A pergunta que se fazia era esta: Se a defesa da Base tomou este avião como inimigo, porque não o abateu na aterragem? "
Nota: O Cte Jorge Guerra era filho do dono dos TAM-Transportes Aéreos da Beira, com o mesmo nome,

Foto tirada por A.R.Hingá.
Dados sobre os aviões da autoria do Cte.

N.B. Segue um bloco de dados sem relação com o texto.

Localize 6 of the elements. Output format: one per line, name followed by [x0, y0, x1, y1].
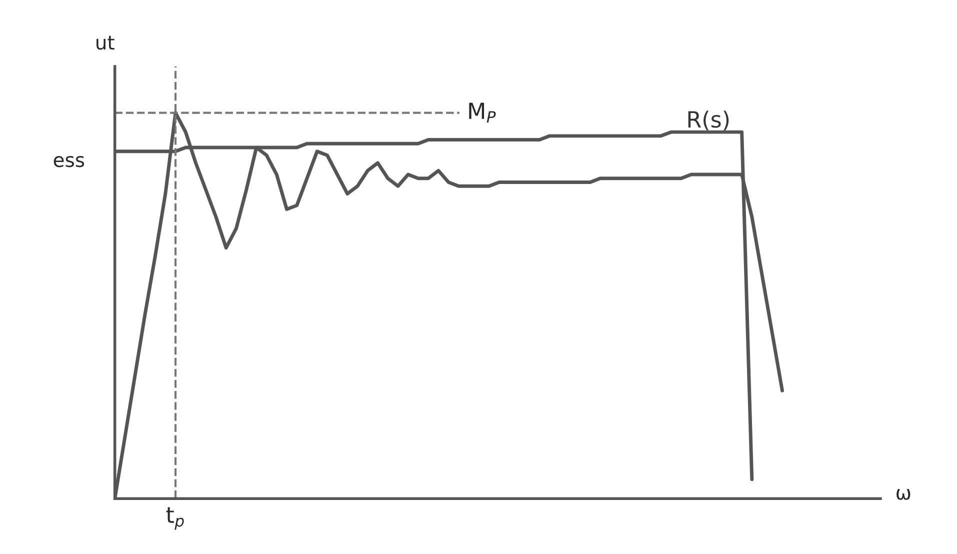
series-label: R(s)	[688, 110, 729, 130]
ref-line-label: M$_{P}$	[469, 102, 496, 123]
y-axis-title: ut	[96, 36, 114, 50]
text: ess	[54, 156, 84, 168]
text: ω	[896, 489, 910, 500]
text: t$_{p}$	[166, 507, 184, 530]
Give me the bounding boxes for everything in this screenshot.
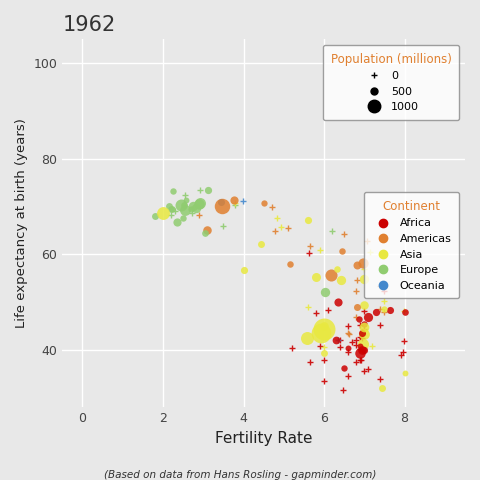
Point xyxy=(321,288,329,296)
Point xyxy=(182,196,190,204)
Point xyxy=(338,247,346,254)
Point xyxy=(340,364,348,372)
Point xyxy=(201,229,209,237)
Point xyxy=(360,330,368,337)
Point xyxy=(151,213,159,220)
Point xyxy=(401,308,408,316)
Point xyxy=(360,276,367,283)
Point xyxy=(203,226,211,234)
Point xyxy=(177,201,184,209)
Point xyxy=(353,261,361,268)
Point xyxy=(317,329,324,336)
Point xyxy=(332,336,340,344)
Point xyxy=(169,187,177,194)
Point xyxy=(197,199,204,207)
Point xyxy=(356,315,363,323)
Point xyxy=(159,209,167,216)
Point xyxy=(320,322,328,329)
Point xyxy=(359,340,367,348)
Point xyxy=(312,273,319,281)
Point xyxy=(364,313,372,321)
Point xyxy=(327,271,335,279)
Point xyxy=(381,305,388,313)
Point xyxy=(240,266,247,274)
X-axis label: Fertility Rate: Fertility Rate xyxy=(215,431,312,446)
Point xyxy=(359,330,366,337)
Point xyxy=(372,308,379,316)
Y-axis label: Life expectancy at birth (years): Life expectancy at birth (years) xyxy=(15,119,28,328)
Point xyxy=(320,324,328,332)
Point xyxy=(187,205,195,213)
Point xyxy=(167,205,174,213)
Point xyxy=(180,202,188,209)
Point xyxy=(173,218,181,226)
Legend: Africa, Americas, Asia, Europe, Oceania: Africa, Americas, Asia, Europe, Oceania xyxy=(364,192,459,299)
Point xyxy=(320,349,327,357)
Point xyxy=(401,369,408,377)
Text: (Based on data from Hans Rosling - gapminder.com): (Based on data from Hans Rosling - gapmi… xyxy=(104,469,376,480)
Point xyxy=(304,216,312,223)
Point xyxy=(260,199,268,207)
Point xyxy=(165,202,172,210)
Point xyxy=(344,344,352,351)
Point xyxy=(337,276,345,284)
Point xyxy=(204,186,212,194)
Point xyxy=(360,321,368,328)
Point xyxy=(257,240,265,248)
Point xyxy=(357,342,364,350)
Point xyxy=(334,299,342,306)
Point xyxy=(192,204,200,212)
Point xyxy=(230,197,238,204)
Point xyxy=(359,259,367,266)
Text: 1962: 1962 xyxy=(62,15,116,35)
Point xyxy=(218,202,226,209)
Point xyxy=(189,202,197,210)
Point xyxy=(217,198,225,206)
Point xyxy=(287,261,294,268)
Point xyxy=(357,349,364,357)
Point xyxy=(360,301,368,309)
Point xyxy=(387,307,395,314)
Point xyxy=(379,384,386,392)
Point xyxy=(354,303,361,311)
Point xyxy=(195,200,203,208)
Point xyxy=(179,214,187,221)
Point xyxy=(359,329,366,337)
Point xyxy=(359,346,366,354)
Point xyxy=(181,206,189,214)
Point xyxy=(303,334,311,342)
Point xyxy=(360,346,368,353)
Point xyxy=(360,323,368,331)
Point xyxy=(168,205,176,213)
Point xyxy=(334,265,341,273)
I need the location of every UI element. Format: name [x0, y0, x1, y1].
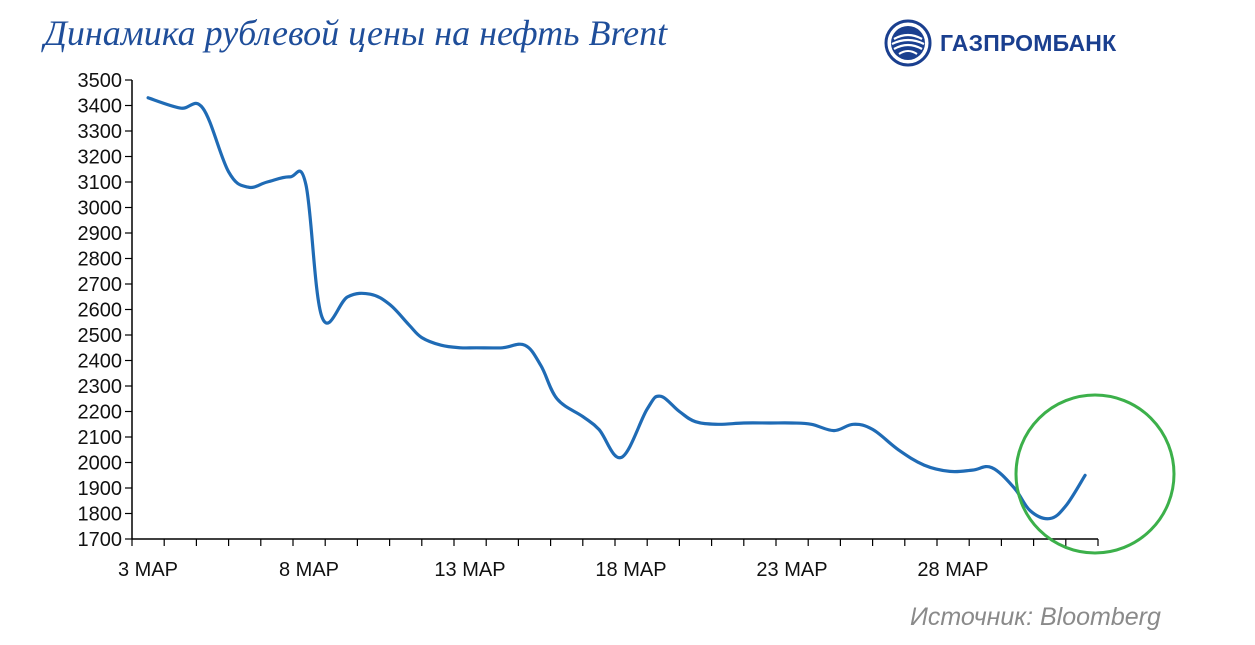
x-tick-label: 28 МАР: [917, 559, 988, 581]
data-point: [539, 364, 543, 367]
data-point: [246, 185, 250, 189]
data-point: [227, 170, 230, 173]
brand-name: ГАЗПРОМБАНК: [940, 29, 1117, 56]
data-point: [1029, 509, 1032, 513]
data-point: [990, 466, 993, 469]
data-point: [369, 293, 372, 296]
data-point: [388, 303, 391, 306]
data-point: [948, 470, 952, 473]
y-tick-label: 2400: [78, 351, 123, 373]
data-point: [555, 397, 559, 400]
data-point: [922, 463, 926, 467]
y-tick-label: 2200: [78, 402, 123, 424]
data-point: [459, 346, 462, 349]
y-tick-label: 3300: [78, 121, 123, 143]
x-tick-label: 23 МАР: [756, 559, 827, 581]
data-point: [523, 344, 526, 347]
y-tick-label: 2700: [78, 274, 123, 296]
data-point: [658, 395, 662, 398]
y-tick-label: 2300: [78, 376, 123, 398]
x-axis: 3 МАР 8 МАР 13 МАР 18 МАР 23 МАР 28 МАР: [118, 538, 1099, 581]
x-tick-label: 18 МАР: [595, 559, 666, 581]
data-point: [790, 421, 794, 425]
y-tick-label: 3100: [78, 172, 123, 194]
data-point: [832, 429, 836, 432]
y-tick-label: 3200: [78, 147, 123, 169]
data-point: [288, 175, 291, 179]
data-point: [1083, 474, 1087, 477]
y-tick-label: 2600: [78, 300, 123, 322]
data-point: [581, 415, 584, 418]
x-tick-label: 13 МАР: [434, 559, 505, 581]
data-point: [694, 420, 697, 423]
data-point: [475, 346, 478, 349]
y-tick-label: 1700: [78, 529, 123, 551]
y-tick-label: 2500: [78, 325, 123, 347]
data-point: [439, 344, 443, 347]
data-point: [420, 336, 423, 339]
data-point: [852, 423, 855, 426]
data-point: [1013, 486, 1016, 490]
data-point: [597, 428, 601, 431]
data-point: [871, 428, 874, 431]
y-tick-label: 2100: [78, 427, 123, 449]
data-point: [179, 106, 182, 110]
y-tick-label: 2800: [78, 249, 123, 271]
y-tick-label: 3500: [78, 70, 123, 92]
data-point: [678, 410, 681, 413]
data-point: [407, 323, 411, 326]
y-tick-label: 2900: [78, 223, 123, 245]
data-point: [320, 315, 324, 319]
x-tick-label: 8 МАР: [279, 559, 339, 581]
y-tick-label: 3400: [78, 96, 123, 118]
series-layer: [146, 96, 1087, 521]
source-note: Источник: Bloomberg: [910, 603, 1161, 631]
data-point: [201, 106, 204, 110]
data-point: [1064, 504, 1068, 508]
chart-title: Динамика рублевой цены на нефть Brent: [44, 13, 668, 53]
data-point: [971, 468, 974, 472]
y-tick-label: 1800: [78, 504, 123, 526]
data-point: [897, 448, 900, 451]
gazprombank-globe-icon: [884, 19, 932, 67]
y-axis: 1700 1800 1900 2000 2100 2200 2300 2400 2500 2600…: [78, 70, 133, 551]
brand-logo: ГАЗПРОМБАНК: [884, 18, 1116, 68]
data-point: [716, 423, 720, 426]
data-point: [501, 346, 504, 349]
data-point: [646, 407, 649, 411]
data-point: [346, 295, 349, 298]
series-line: [146, 96, 1087, 521]
y-tick-label: 2000: [78, 453, 123, 475]
y-tick-label: 1900: [78, 478, 123, 500]
data-point: [266, 180, 269, 184]
data-point: [742, 421, 745, 425]
x-tick-label: 3 МАР: [118, 559, 178, 581]
data-point: [810, 423, 813, 426]
y-tick-label: 3000: [78, 198, 123, 220]
highlight-circle: [1014, 393, 1176, 555]
data-point: [304, 183, 308, 186]
data-point: [146, 96, 150, 100]
data-point: [1048, 517, 1051, 520]
data-point: [768, 421, 771, 425]
data-point: [620, 456, 623, 459]
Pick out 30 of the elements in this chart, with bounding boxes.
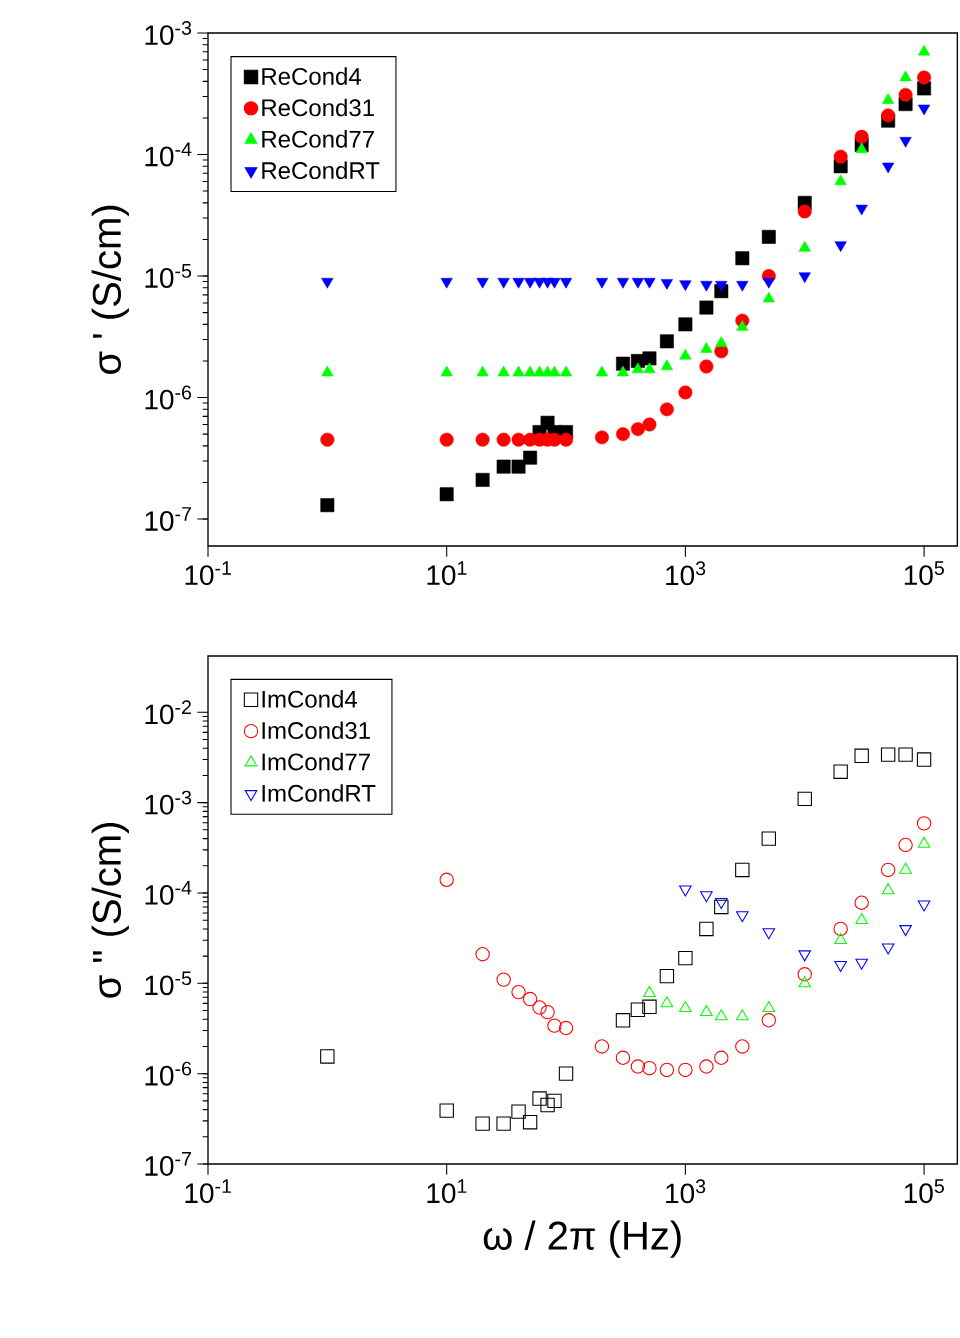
legend-label: ImCond4 — [262, 690, 358, 708]
y-tick-label: 10$^{-4}$ — [145, 881, 192, 905]
legend-label: ReCond77 — [262, 130, 374, 148]
y-tick-label: 10$^{-7}$ — [145, 1152, 191, 1176]
legend-label: ReCond31 — [262, 98, 374, 117]
y-axis-title: σ " (S/cm) — [91, 823, 129, 998]
y-tick-label: 10$^{-6}$ — [145, 385, 192, 410]
legend-label: ImCond31 — [262, 721, 370, 740]
y-tick-label: 10$^{-6}$ — [145, 1061, 192, 1086]
y-tick-label: 10$^{-3}$ — [145, 21, 192, 45]
legend-label: ReCond4 — [262, 67, 362, 85]
x-tick-label: 10$^{-1}$ — [185, 561, 231, 586]
x-axis-title: ω / 2π (Hz) — [483, 1220, 681, 1258]
y-tick-label: 10$^{-7}$ — [145, 507, 191, 531]
legend-label: ImCondRT — [262, 784, 376, 802]
legend-label: ImCond77 — [262, 752, 370, 771]
x-tick-label: 10$^{-1}$ — [185, 1179, 231, 1204]
x-tick-label: 10$^{3}$ — [666, 1179, 706, 1204]
y-tick-label: 10$^{-2}$ — [145, 700, 191, 725]
x-tick-label: 10$^{3}$ — [666, 561, 706, 586]
y-tick-label: 10$^{-3}$ — [145, 790, 192, 815]
x-tick-label: 10$^{1}$ — [427, 1179, 467, 1204]
y-tick-label: 10$^{-4}$ — [145, 142, 192, 167]
x-tick-label: 10$^{5}$ — [904, 1179, 944, 1204]
x-tick-label: 10$^{5}$ — [904, 561, 944, 586]
y-axis-title: σ ' (S/cm) — [91, 205, 129, 374]
y-tick-label: 10$^{-5}$ — [145, 264, 192, 288]
legend-label: ReCondRT — [262, 161, 380, 180]
y-tick-label: 10$^{-5}$ — [145, 971, 192, 996]
x-tick-label: 10$^{1}$ — [427, 561, 467, 586]
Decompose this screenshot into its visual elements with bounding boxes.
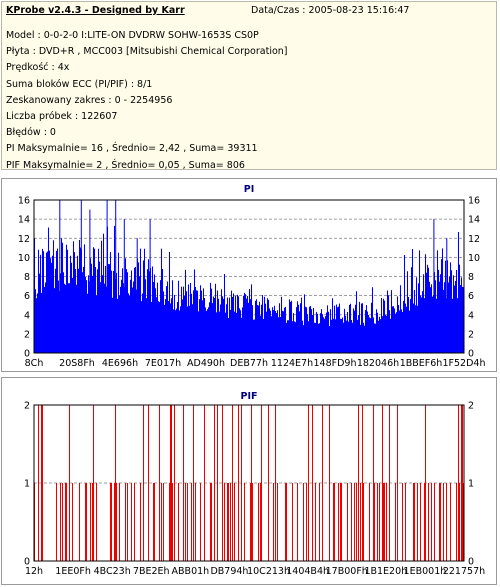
x-tick-label: AD490h (187, 358, 225, 369)
x-tick-label: 4BC23h (94, 566, 131, 577)
y-tick-label-right: 4 (468, 310, 474, 321)
x-tick-label: 182046h (357, 358, 399, 369)
pi-chart-panel: PI 0 0 2 2 4 4 6 6 8 8 10 10 12 12 14 14 16 16 8Ch 20S8Fh 4E6… (1, 178, 497, 372)
x-tick-label: 7BE2Eh (133, 566, 170, 577)
x-tick-label: 148FD9h (314, 358, 357, 369)
info-ecc-sum: Suma bloków ECC (PI/PIF) : 8/1 (6, 78, 153, 90)
info-disc: Płyta : DVD+R , MCC003 [Mitsubishi Chemi… (6, 46, 288, 58)
pif-chart-panel: PIF 0 0 1 1 2 2 12h 1EE0Fh 4BC23h 7BE2Eh ABB01h DB79… (1, 377, 497, 585)
y-tick-label-right: 2 (468, 401, 474, 412)
y-tick-label-left: 8 (24, 272, 30, 283)
pi-bars (33, 225, 465, 353)
y-tick-label-right: 6 (468, 291, 474, 302)
x-tick-label: 1EB001h (404, 566, 447, 577)
y-tick-label-left: 6 (24, 291, 30, 302)
y-tick-label-left: 2 (24, 329, 30, 340)
x-tick-label: 17B00Fh (326, 566, 368, 577)
x-tick-label: 1B1E20h (364, 566, 407, 577)
x-tick-label: 1F52D4h (443, 358, 486, 369)
x-tick-label: 4E696h (102, 358, 138, 369)
y-tick-label-left: 14 (18, 215, 30, 226)
info-errors: Błędów : 0 (6, 127, 56, 139)
pi-chart: PI 0 0 2 2 4 4 6 6 8 8 10 10 12 12 14 14 16 16 8Ch 20S8Fh 4E6… (18, 184, 486, 369)
chart-title: PIF (241, 391, 258, 402)
x-tick-label: DB794h (210, 566, 248, 577)
info-model: Model : 0-0-2-0 I:LITE-ON DVDRW SOHW-165… (6, 30, 259, 41)
y-tick-label-left: 0 (24, 557, 30, 568)
y-tick-label-right: 0 (468, 557, 474, 568)
app-title: KProbe v2.4.3 - Designed by Karr (6, 5, 185, 16)
x-tick-label: 10C213h (247, 566, 290, 577)
x-tick-label: 221757h (443, 566, 485, 577)
y-tick-label-left: 1 (24, 479, 30, 490)
scan-datetime: Data/Czas : 2005-08-23 15:16:47 (251, 5, 410, 16)
pif-bars-level-2 (38, 405, 463, 561)
y-tick-label-left: 2 (24, 401, 30, 412)
info-pif-stats: PIF Maksymalnie= 2 , Średnio= 0,05 , Sum… (6, 159, 245, 171)
y-tick-label-right: 2 (468, 329, 474, 340)
x-tick-label: 1124E7h (271, 358, 313, 369)
y-tick-label-right: 16 (468, 196, 480, 207)
pif-chart: PIF 0 0 1 1 2 2 12h 1EE0Fh 4BC23h 7BE2Eh ABB01h DB79… (24, 391, 485, 577)
y-tick-label-left: 10 (18, 253, 30, 264)
y-tick-label-left: 0 (24, 349, 30, 360)
x-tick-label: 8Ch (25, 358, 44, 369)
pif-plot-frame (33, 404, 465, 562)
x-tick-label: 1BBEF6h (400, 358, 443, 369)
info-scan-range: Zeskanowany zakres : 0 - 2254956 (6, 94, 173, 106)
info-speed: Prędkość : 4x (6, 62, 70, 74)
x-tick-label: 1404B4h (286, 566, 329, 577)
info-panel: KProbe v2.4.3 - Designed by Karr Data/Cz… (1, 1, 497, 171)
x-tick-label: ABB01h (172, 566, 210, 577)
pi-plot-frame (33, 199, 465, 354)
y-tick-label-left: 16 (18, 196, 30, 207)
x-tick-label: 7E017h (145, 358, 181, 369)
y-tick-label-right: 0 (468, 349, 474, 360)
y-tick-label-right: 14 (468, 215, 480, 226)
x-tick-label: 1EE0Fh (55, 566, 91, 577)
y-tick-label-left: 4 (24, 310, 30, 321)
chart-title: PI (244, 184, 255, 195)
y-tick-label-right: 12 (468, 234, 480, 245)
x-tick-label: DEB77h (230, 358, 268, 369)
y-tick-label-right: 1 (468, 479, 474, 490)
x-tick-label: 12h (25, 566, 43, 577)
y-tick-label-right: 8 (468, 272, 474, 283)
x-tick-label: 20S8Fh (59, 358, 95, 369)
info-pi-stats: PI Maksymalnie= 16 , Średnio= 2,42 , Sum… (6, 143, 258, 155)
y-tick-label-right: 10 (468, 253, 480, 264)
pif-bars-level-1 (34, 483, 464, 561)
y-tick-label-left: 12 (18, 234, 30, 245)
info-samples: Liczba próbek : 122607 (6, 111, 118, 122)
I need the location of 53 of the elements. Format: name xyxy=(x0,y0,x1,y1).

Vilhena

9 comentários:

Fado Alexandrino disse...

Tenho muitas dúvidas que a matrícula esteja certa.
As matrículas em Moçambique eram CR-Axx.
Já agora o BN2 da TAZ era o CR-ANH

Luh disse...

A que artigo se refere, sobre a TAZ?
É C9-AAA porque foi anos depois da independência de Moçambique.
E não se quer identificar?

José Vilhena disse...

Uma pequena coorecção:
As matrículas em Moçambique eram CR-Axx e CR-Bxx !

Fado Alexandrino disse...

Não me refiro a artigo nenhum. Foi apenas acrescentar uma informação.

Luh disse...

Volte sempre.

Anónimo disse...

As matrículas dos aviões, antes da independência, eram CR-Axx.
Depois da independência passaram a ser C9-Axx.

Já agora, um acrescento ao acidente do Cte. Craveiro: contam que o avião aterrou no Songo, a arder. Depois de toda a gente sair, ilesa, o comandante voltou, calmamente para trás e viram-no tirar a sua preciosa pasta do cockpit.

Viegas dos Santos disse...

A matrícula do Piper Aztec, em que o Cte. Jorge Guerra Júnior fora abatido próximo do Songo, era: CR-ALU.
Eu próprio fiz muitos vôos nesse aparelho e a matrícula registada na minha caderneta de vôo.
Cte. Viegas dos Santos

Viegas dos Santos disse...

Quanto ao Cte. Jorge Guerra e D. Orquídea, ao regressarem de Moçambique, viveram numa Quinta que adquiriram próximo do Cartaxo, que venderam, regressando a um apartamento na zona da Charneca da Caparica.
O Cte Jorge Guerra foi um forte impulsionador da aviação comercial em Moçambique, no sector do denominado TAXI AÉREO.
Cte Viegas dos Santos

Luísa Hingá disse...

Viegas não me conheces? Sou a luísa Hingá!!! Faz o favor de mandar o teu e-mail e já agora coisas que tenhas nos teus arquivos.